13/01/2020 Pazartesi Köşe yazarı A.U
"Bu kumaşı kaça aldın?"
Yûnus bin Ubeyd hazretleri
Tâbiînin büyüklerindendir.
Manifaturacılık yapardı.
Kul hakkından korkar, malını methetmezdi.
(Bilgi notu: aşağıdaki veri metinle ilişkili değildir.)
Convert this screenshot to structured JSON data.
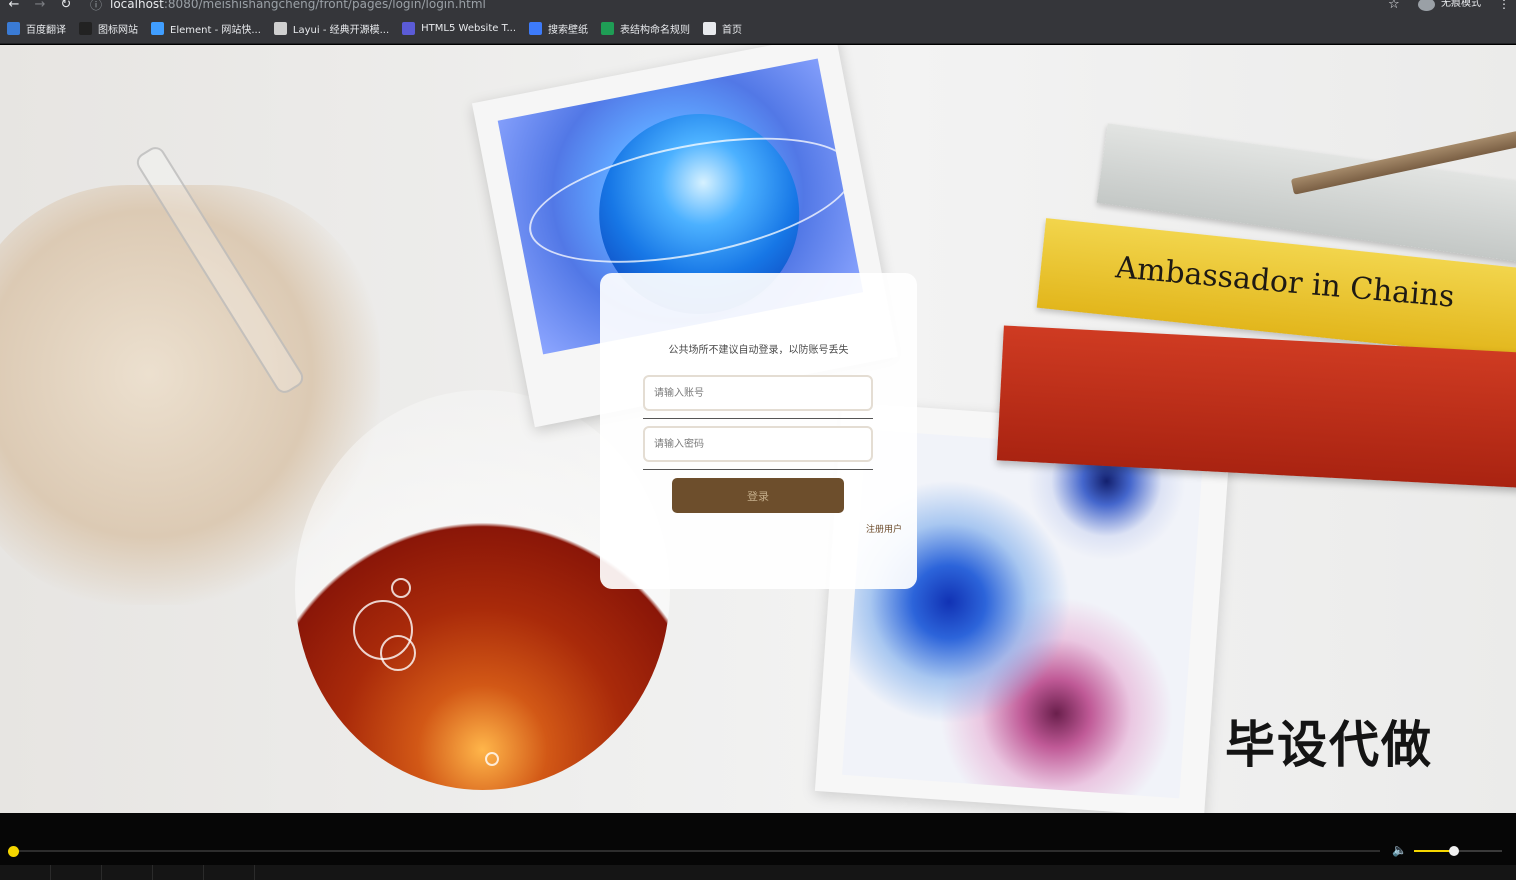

Bir gün bir müşteri geldi.
Onunla çırağı ilgilendi.
Ve kumaşı müşteriye gösterirken; "Yâ Rabbî! Bu cennet
kumaşından bana da nasip et" dedi.
O, bu sözü duydu.
O malı sattırmadı.
● ● ●
Bir gün de, yolda bir kimseyi kumaş satın almış gidiyor görünce, kumaşı
tanıyıp, kendi dükkânından alınmış olduğunu anladı.
Ve ona sordu ki:
"Bunu kaça aldın?"
"Dörtyüz dirheme" deyince,
"Bu kumaşın değeri ikiyüz dirhemdir. Gel, paranın üstünü
vereyim" buyurdu.
O kimse dedi ki:
"Bu kumaş, bizim orada beşyüz dirhem eder."
"Olsun" buyurdu.
"Gel, üstünü al."
O da ikiyüz dirhemini alıp gitti.
Büyük zât, çırağına sordu:
"Bu kumaşı niye pahalı sattın?"
"Kendi rızâsı ile aldı deyince,
"O râzı olsa da, sen râzı olmayacaktın" buyurdu.
● ● ●
Bir gün de sevdiklerine;
"Dışı, içine uymayan birini görmek isterseniz bana bakın"
buyurdu.
"Niçin?" dediklerinde;
"Çünkü yüz kadar iyi huy biliyorum, ama bir tekini kendimde
göremiyorum. Kötü huyları sayıyorum. Hepsini kendimde görüyorum" buyurdu.